Monte-Carlo Tree Search (MCTS) is a successful example of decision time planning. It is a rollout algorithm that accumulates value estimates from the Monte Carlo simulations in order to guide the search. A variant of MCTS was used in AlphaGo.

A basic version of MCTS follows the following steps, starting at the current state:

Selection: Starting at the root node, a tree policy based on action-values attached to the edges of the tree (that balances exploration and exploitation) traverses the tree to select a leaf node.
Expansion: On some iterations (depending on the implementation), the tree is expanded from the selected leaf node by adding one of more child nodes reached from the selected node via unexplored actions.
Simulation: From the selected node, or from one if its newly added child nodes (if any), simulation of a complete episode is run with actions selected by the rollout policy. The result is a Monte Carlo trial with actions selected first by the tree policy and beyond the tree by the rollout policy.
Backup: The return generated by the simulated episode is backed up to update, or to initialise, the action values attached to the edges of the tree traversed by the tree policy in this iteration of MCTS. No values are saved for the states and actions visited by the rollout policy beyond the tree.

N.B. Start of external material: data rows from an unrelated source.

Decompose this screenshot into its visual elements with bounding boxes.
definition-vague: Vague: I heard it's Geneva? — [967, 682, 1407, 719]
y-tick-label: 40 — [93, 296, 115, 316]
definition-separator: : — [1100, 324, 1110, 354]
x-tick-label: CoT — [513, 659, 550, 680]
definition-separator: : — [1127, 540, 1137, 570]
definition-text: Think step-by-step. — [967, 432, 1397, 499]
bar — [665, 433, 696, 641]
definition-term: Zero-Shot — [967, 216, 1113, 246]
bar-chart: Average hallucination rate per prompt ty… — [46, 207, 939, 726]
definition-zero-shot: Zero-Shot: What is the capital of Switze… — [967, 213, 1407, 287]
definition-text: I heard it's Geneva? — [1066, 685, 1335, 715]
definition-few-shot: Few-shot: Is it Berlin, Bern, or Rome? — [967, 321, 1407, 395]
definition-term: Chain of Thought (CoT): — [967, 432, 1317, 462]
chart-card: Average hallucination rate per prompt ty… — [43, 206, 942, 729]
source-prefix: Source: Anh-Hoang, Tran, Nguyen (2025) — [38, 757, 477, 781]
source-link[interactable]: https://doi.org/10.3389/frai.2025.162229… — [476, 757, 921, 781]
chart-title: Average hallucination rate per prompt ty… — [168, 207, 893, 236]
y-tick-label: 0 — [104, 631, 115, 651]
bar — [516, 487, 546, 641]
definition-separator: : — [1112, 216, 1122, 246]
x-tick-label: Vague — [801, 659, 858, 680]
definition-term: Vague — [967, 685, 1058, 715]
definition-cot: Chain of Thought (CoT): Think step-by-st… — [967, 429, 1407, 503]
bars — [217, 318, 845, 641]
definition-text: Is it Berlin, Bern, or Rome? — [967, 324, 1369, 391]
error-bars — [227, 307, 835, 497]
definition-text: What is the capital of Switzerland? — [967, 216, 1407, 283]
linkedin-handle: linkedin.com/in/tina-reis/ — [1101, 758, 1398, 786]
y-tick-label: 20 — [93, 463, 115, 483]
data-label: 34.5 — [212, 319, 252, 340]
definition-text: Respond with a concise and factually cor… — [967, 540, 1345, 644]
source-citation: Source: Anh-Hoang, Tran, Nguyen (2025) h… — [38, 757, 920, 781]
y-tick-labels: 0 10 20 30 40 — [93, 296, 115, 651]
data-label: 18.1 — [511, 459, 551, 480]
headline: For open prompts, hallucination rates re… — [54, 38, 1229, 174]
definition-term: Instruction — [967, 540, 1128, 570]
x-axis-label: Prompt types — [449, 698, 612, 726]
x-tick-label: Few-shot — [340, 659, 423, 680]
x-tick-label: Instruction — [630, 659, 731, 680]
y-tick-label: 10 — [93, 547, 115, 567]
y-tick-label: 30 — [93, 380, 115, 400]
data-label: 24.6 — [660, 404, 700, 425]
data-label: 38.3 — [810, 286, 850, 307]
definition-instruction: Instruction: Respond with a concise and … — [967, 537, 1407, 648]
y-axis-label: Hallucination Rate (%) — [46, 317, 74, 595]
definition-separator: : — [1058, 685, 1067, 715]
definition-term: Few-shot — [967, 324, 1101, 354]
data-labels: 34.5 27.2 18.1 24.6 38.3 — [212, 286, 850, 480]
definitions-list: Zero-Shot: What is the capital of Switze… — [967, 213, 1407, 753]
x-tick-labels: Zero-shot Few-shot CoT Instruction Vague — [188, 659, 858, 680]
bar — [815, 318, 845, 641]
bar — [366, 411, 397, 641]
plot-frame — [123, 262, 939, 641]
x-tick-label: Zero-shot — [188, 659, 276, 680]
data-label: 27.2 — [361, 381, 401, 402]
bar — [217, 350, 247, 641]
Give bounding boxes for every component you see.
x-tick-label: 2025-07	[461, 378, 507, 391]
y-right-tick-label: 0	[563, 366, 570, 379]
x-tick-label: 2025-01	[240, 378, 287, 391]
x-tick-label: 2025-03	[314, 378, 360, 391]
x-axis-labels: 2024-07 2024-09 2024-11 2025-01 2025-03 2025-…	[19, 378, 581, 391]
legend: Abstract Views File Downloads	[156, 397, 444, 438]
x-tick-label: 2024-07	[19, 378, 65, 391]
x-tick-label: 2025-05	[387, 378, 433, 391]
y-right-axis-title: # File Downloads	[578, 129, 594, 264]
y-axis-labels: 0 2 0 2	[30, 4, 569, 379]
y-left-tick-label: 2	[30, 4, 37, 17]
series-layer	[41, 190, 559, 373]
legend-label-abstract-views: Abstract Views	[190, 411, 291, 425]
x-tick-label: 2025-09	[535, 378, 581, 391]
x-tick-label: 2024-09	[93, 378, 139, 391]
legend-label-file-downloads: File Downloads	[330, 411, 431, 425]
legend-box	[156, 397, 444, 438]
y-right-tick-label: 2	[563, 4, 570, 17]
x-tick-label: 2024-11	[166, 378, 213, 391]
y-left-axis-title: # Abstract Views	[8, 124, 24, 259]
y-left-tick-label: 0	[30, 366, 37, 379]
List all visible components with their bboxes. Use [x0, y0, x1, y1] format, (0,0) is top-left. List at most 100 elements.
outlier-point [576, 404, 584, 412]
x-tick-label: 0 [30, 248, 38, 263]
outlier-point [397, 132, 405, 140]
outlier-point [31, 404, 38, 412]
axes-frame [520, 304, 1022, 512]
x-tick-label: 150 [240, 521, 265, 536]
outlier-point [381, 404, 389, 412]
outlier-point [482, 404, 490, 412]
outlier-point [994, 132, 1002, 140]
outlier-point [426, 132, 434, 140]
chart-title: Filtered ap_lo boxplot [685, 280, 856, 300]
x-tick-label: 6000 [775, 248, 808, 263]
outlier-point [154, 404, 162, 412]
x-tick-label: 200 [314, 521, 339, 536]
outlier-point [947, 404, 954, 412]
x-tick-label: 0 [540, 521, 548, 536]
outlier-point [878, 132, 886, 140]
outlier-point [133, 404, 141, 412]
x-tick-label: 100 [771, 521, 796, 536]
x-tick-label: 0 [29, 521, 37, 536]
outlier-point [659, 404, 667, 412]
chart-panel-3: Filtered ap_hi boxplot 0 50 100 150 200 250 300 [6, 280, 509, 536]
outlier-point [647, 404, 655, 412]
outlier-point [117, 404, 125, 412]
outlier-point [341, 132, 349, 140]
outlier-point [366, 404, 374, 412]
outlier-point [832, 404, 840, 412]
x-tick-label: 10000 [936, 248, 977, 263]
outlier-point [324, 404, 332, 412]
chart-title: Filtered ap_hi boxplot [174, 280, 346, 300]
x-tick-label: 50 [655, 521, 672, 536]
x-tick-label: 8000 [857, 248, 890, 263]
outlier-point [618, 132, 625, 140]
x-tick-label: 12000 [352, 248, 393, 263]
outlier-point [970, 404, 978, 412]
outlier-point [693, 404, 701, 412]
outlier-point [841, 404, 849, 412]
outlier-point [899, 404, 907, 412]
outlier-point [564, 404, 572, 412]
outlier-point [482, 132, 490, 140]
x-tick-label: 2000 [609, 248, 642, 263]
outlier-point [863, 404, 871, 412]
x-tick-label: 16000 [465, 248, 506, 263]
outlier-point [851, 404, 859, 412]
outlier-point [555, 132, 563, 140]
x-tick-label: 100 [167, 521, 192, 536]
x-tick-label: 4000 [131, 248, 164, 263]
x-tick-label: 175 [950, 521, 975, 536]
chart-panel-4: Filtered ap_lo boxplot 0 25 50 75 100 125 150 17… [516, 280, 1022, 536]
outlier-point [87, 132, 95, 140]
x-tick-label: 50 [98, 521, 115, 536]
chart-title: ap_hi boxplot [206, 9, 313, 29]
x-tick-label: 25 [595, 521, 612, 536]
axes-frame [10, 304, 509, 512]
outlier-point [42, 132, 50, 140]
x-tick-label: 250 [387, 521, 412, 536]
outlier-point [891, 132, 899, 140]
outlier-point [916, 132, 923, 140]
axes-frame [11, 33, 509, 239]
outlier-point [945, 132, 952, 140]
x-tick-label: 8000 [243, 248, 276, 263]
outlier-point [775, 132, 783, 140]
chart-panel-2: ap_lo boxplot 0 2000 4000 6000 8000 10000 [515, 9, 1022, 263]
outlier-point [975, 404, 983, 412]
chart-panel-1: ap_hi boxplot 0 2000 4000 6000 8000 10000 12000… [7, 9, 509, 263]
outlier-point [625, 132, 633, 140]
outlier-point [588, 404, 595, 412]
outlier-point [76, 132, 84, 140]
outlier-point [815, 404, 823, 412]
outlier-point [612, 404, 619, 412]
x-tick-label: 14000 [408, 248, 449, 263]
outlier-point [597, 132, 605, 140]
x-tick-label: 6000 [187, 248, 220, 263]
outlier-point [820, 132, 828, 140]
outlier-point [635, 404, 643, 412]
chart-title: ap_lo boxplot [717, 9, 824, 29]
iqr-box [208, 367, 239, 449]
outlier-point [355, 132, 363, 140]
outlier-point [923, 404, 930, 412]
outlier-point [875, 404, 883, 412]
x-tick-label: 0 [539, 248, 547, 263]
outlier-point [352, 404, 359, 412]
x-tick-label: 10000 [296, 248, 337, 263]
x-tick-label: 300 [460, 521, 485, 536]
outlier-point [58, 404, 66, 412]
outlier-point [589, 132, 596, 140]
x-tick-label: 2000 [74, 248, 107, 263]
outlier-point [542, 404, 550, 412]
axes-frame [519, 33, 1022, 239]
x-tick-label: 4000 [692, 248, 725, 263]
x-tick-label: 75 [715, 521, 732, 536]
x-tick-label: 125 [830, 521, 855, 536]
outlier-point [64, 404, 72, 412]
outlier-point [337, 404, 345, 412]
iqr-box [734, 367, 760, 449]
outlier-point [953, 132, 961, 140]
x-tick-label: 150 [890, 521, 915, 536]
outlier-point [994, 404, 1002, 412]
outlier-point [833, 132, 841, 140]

The figure below illustrates this process. MCTS executes this process iteratively, starting at the current state, until no more time is left or computational resources are exhausted. An action is then taken based on some statistics in the tree (e.g. largest action-value or most visited node). After the environment transitions to a new state, MCTS is run again, sometimes starting with a tree of a single root node representing the new state, but often starting with a tree containing any descendants of this node left over from the tree constructed by the previous execution of MCTS; all the remaining nodes are discarded, along with the action values associated with them.